Внизу часовня Святой Елены после этой ночи, с ее двумя рядами призраков, через которые вы прошли, освещена дневным светом, лучи которого доходят бледными и голубоватыми через бойницы свода. Безусловно, это одно из самых странных мест во всем том ассорти, который называет себя Гробом Господним; именно там испытываешь самым мучительным образом чувство ужасного Прошлого.
Когда я прибываю, там тихо и пусто, под полумертвым взглядом тех призраков, которые охраняют лестницу у входа; с трудом слышишь невнятный шум колоколов и песнопений сверху. За алтарем еще одна лестница, окаймленная теми же длинноволосыми людьми, спускается ниже в еще более темную ночь.
Вы подумали бы, что это языческий храм. Четыре огромных, приземистых столба примитивного византийского типа и чрезвычайно тяжелых поддерживают пониженный купол, с которого свисают страусиные яйца и тысяча грубых подвесок. Остатки живописи на стенах, изображающие святых с нимбами из золота в наивных и жестких позах, стираются сыростью и древней пылью. Все разрушается от небрежности с потом воды и селитры.
Из глубин нижних подземных сводов внезапно поднимаются абиссинские священники, которые напоминают древних царей-магов, выходящих из недр земли; черные лица под большими золотыми тиарами, сформированными как тюрбаны, длинные одежды из парчи, усыпанные воображаемыми красными и синими цветами. Быстро, быстро, с той разновидностью возбужденной поспешности, которая универсальна здесь, они пересекают склепы Святой Елены и поднимаются к другим святилищам по большой лестнице в руинах — освещенные сначала светом, падающим из бойниц свода, великолепно архаичные в своих золотых одеждах посреди гномов, сидящих на корточках у стен, — затем они внезапно исчезают наверху в далеких тенях.

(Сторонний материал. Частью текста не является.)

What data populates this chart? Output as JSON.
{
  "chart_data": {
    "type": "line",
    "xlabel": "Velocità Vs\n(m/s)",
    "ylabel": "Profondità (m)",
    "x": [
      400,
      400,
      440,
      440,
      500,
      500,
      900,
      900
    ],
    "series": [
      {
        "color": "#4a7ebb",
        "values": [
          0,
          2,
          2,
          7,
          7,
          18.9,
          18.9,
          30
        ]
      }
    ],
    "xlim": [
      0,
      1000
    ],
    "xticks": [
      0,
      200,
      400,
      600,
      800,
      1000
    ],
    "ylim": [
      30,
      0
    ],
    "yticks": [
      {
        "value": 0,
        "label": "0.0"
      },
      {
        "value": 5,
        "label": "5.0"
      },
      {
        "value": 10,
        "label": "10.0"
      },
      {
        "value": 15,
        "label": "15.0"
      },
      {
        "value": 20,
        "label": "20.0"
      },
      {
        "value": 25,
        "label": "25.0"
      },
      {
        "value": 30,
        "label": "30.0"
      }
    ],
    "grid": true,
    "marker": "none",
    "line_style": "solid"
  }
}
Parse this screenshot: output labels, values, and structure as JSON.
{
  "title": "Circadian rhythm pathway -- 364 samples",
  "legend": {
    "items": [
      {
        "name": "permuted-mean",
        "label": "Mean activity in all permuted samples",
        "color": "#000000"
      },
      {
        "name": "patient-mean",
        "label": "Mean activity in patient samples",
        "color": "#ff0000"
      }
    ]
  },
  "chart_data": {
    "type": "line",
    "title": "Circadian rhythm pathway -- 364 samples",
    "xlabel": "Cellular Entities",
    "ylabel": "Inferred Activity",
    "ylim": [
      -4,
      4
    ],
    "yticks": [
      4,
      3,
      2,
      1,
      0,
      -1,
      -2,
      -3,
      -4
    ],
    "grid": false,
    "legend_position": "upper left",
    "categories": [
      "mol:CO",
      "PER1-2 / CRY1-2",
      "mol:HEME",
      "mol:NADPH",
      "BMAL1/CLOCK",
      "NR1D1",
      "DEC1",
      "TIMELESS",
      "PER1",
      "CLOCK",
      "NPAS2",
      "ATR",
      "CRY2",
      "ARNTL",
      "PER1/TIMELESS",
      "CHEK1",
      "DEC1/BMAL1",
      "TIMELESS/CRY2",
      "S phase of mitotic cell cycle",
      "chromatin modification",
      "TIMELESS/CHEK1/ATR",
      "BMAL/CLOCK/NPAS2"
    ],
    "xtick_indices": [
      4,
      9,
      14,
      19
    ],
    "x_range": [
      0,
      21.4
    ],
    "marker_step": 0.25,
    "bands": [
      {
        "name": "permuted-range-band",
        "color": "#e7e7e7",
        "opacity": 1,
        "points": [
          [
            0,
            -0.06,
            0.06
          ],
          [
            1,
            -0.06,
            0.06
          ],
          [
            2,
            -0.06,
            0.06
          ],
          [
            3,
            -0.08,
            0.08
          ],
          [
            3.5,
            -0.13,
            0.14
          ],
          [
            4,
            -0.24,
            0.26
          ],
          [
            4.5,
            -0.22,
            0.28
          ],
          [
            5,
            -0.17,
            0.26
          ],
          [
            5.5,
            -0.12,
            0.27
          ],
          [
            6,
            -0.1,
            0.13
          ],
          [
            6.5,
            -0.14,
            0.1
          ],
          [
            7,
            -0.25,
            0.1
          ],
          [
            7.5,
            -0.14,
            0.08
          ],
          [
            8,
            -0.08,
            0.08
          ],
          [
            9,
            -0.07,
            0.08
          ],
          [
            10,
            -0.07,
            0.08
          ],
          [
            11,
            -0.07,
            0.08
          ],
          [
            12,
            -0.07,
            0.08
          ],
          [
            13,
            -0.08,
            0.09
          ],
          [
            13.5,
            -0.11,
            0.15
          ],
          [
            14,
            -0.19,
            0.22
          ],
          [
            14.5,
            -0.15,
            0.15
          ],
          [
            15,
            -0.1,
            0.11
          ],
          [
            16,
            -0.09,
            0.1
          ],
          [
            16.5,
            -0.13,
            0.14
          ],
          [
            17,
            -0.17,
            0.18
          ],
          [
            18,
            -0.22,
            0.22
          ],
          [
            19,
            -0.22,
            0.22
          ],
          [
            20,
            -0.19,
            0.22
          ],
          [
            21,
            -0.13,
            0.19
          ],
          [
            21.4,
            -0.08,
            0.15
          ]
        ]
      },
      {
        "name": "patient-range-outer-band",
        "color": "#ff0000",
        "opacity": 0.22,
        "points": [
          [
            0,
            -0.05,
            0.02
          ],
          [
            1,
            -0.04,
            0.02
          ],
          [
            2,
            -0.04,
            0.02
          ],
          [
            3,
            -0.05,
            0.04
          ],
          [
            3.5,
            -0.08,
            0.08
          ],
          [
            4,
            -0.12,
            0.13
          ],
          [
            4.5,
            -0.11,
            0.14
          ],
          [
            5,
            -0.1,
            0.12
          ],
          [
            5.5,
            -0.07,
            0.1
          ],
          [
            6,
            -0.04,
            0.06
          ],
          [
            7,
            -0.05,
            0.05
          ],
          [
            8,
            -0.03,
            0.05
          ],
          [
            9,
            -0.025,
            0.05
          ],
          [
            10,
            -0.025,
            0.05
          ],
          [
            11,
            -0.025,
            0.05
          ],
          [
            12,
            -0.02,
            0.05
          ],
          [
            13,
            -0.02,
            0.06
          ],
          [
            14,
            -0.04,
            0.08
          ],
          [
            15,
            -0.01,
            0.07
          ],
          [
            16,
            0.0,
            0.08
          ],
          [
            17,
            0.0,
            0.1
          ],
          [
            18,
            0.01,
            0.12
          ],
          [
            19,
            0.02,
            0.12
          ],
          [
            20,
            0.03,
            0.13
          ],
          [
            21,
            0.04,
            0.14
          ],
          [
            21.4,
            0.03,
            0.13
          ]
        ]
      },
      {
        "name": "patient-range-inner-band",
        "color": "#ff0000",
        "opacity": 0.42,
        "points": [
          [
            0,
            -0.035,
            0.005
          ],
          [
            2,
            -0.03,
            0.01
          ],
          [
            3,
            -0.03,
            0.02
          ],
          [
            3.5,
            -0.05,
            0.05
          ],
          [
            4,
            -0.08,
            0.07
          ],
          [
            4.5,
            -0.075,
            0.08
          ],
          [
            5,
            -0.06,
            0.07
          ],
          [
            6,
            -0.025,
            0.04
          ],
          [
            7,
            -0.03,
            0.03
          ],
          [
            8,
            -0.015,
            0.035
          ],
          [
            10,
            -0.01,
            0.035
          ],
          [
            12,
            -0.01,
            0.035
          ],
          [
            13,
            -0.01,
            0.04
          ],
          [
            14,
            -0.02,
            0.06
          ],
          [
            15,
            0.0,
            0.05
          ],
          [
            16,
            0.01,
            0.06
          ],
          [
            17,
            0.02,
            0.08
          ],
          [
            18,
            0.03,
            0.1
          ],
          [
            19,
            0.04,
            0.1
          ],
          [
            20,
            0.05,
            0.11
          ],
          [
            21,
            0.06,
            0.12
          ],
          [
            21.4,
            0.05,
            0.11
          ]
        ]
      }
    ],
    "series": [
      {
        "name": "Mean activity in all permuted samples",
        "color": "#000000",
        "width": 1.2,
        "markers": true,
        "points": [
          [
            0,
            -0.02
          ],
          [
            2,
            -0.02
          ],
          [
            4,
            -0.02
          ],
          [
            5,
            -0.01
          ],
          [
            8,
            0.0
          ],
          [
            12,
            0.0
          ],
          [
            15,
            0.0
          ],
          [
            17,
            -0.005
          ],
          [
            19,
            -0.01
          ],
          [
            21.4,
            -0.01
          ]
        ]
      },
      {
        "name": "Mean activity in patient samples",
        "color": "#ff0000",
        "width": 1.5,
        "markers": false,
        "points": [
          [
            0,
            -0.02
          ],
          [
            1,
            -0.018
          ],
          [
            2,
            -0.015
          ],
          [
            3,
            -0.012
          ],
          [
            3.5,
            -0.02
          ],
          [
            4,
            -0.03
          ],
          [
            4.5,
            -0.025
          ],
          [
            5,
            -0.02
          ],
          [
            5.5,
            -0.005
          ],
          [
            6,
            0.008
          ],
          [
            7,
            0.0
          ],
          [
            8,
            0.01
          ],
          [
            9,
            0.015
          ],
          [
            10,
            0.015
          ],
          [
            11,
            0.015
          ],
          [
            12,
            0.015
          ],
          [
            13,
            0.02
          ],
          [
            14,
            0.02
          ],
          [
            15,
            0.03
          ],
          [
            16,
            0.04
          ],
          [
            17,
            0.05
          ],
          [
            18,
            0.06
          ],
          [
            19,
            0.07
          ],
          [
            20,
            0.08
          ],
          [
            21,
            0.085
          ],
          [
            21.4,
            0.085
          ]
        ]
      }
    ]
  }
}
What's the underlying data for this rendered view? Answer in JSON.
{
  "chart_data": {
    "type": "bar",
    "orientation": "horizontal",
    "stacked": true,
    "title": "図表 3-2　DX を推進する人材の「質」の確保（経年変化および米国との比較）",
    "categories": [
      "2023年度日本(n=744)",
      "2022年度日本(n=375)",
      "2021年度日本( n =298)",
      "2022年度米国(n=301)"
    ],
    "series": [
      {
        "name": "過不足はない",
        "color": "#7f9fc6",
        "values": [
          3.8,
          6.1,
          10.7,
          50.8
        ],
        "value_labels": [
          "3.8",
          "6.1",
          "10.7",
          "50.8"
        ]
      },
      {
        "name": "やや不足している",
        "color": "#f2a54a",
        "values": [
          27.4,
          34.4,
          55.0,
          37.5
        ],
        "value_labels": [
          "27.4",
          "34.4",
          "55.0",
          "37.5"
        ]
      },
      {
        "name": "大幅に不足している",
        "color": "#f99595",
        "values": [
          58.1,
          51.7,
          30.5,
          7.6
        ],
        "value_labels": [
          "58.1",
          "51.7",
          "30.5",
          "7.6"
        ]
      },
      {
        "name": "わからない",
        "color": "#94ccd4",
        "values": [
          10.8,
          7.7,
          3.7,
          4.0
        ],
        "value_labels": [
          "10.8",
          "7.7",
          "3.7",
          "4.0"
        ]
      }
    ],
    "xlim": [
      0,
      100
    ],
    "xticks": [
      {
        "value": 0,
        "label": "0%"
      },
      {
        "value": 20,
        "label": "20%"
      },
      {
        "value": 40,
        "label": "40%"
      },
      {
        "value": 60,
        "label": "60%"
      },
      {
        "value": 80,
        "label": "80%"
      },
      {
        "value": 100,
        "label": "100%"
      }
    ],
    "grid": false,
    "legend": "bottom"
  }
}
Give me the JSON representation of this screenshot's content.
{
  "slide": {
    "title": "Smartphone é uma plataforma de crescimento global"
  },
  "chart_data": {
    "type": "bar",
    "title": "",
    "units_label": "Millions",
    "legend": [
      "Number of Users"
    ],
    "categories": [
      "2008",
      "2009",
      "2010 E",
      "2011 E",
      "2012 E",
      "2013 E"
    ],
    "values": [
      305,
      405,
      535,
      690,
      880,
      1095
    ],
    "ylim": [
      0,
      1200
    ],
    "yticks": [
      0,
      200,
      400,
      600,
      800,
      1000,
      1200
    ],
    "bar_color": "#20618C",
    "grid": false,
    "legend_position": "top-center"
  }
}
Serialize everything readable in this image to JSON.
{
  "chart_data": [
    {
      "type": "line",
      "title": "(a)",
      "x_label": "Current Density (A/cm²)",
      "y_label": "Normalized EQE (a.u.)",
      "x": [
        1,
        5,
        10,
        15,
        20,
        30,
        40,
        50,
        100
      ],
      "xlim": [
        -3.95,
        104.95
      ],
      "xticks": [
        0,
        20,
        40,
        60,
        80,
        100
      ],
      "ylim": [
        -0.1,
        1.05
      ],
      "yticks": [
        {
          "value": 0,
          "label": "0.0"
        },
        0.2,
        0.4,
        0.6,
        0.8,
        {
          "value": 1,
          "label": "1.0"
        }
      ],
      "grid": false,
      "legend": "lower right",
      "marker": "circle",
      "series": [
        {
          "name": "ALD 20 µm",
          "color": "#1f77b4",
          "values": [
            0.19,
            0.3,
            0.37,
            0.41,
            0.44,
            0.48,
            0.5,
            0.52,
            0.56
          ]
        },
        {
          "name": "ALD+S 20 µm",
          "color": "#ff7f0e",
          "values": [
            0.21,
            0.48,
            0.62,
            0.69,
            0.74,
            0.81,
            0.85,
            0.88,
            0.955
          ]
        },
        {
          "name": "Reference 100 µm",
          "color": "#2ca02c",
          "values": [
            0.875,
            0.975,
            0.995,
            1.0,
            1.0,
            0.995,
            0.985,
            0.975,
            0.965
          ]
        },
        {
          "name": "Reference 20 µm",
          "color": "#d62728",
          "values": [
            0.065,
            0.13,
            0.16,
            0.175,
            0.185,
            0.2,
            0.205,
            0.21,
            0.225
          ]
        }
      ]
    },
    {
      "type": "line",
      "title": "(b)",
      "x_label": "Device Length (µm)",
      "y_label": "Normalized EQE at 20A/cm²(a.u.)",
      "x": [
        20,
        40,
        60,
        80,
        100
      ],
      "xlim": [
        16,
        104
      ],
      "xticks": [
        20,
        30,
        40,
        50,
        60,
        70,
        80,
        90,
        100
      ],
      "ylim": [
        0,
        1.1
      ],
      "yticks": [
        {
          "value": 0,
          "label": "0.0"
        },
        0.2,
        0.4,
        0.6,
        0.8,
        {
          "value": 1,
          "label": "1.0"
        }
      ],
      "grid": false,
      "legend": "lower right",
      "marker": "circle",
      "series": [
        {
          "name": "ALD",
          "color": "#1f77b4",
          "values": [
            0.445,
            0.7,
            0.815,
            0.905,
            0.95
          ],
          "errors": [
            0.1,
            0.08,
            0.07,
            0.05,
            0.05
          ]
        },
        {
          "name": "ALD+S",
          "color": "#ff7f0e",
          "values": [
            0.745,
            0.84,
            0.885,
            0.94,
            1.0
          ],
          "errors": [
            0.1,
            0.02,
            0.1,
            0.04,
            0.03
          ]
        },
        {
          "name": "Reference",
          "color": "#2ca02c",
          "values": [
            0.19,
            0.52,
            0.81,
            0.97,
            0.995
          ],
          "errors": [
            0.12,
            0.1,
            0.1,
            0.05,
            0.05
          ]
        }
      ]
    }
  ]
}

На некотором расстоянии, в святилищах у входа и рядом с киоском Гробницы, возвышается скала Голгофы: она поддерживает две часовни, к которым вы поднимаетесь по двадцати каменным ступеням и которые являются подлинным местом земных поклонов и рыданий для толпы.
С перистиля этих часовен, как с возвышенного балкона, вид открывается на запутанную массу дарохранительниц, лабиринт церквей, где движется загипнотизированная толпа. Самая великолепная из двух — часовня греков; под нимбом из серебра, таким же блистательным, как радуга, выделяются в человеческий рост бледные изображения трех распятых: Христа и двух разбойников; стены скрыты иконами из серебра, золота и драгоценных камней. Алтарь воздвигнут на самом месте распятия; под запрестольным образом серебряная решетка позволяет увидеть в черной скале отверстие, где был установлен Крест, — и именно там вы идете на коленях, смачивая эти мрачные камни слезами и поцелуями, в то время как убаюкивающий шум песнопений и молитв непрерывно доносится из церквей внизу.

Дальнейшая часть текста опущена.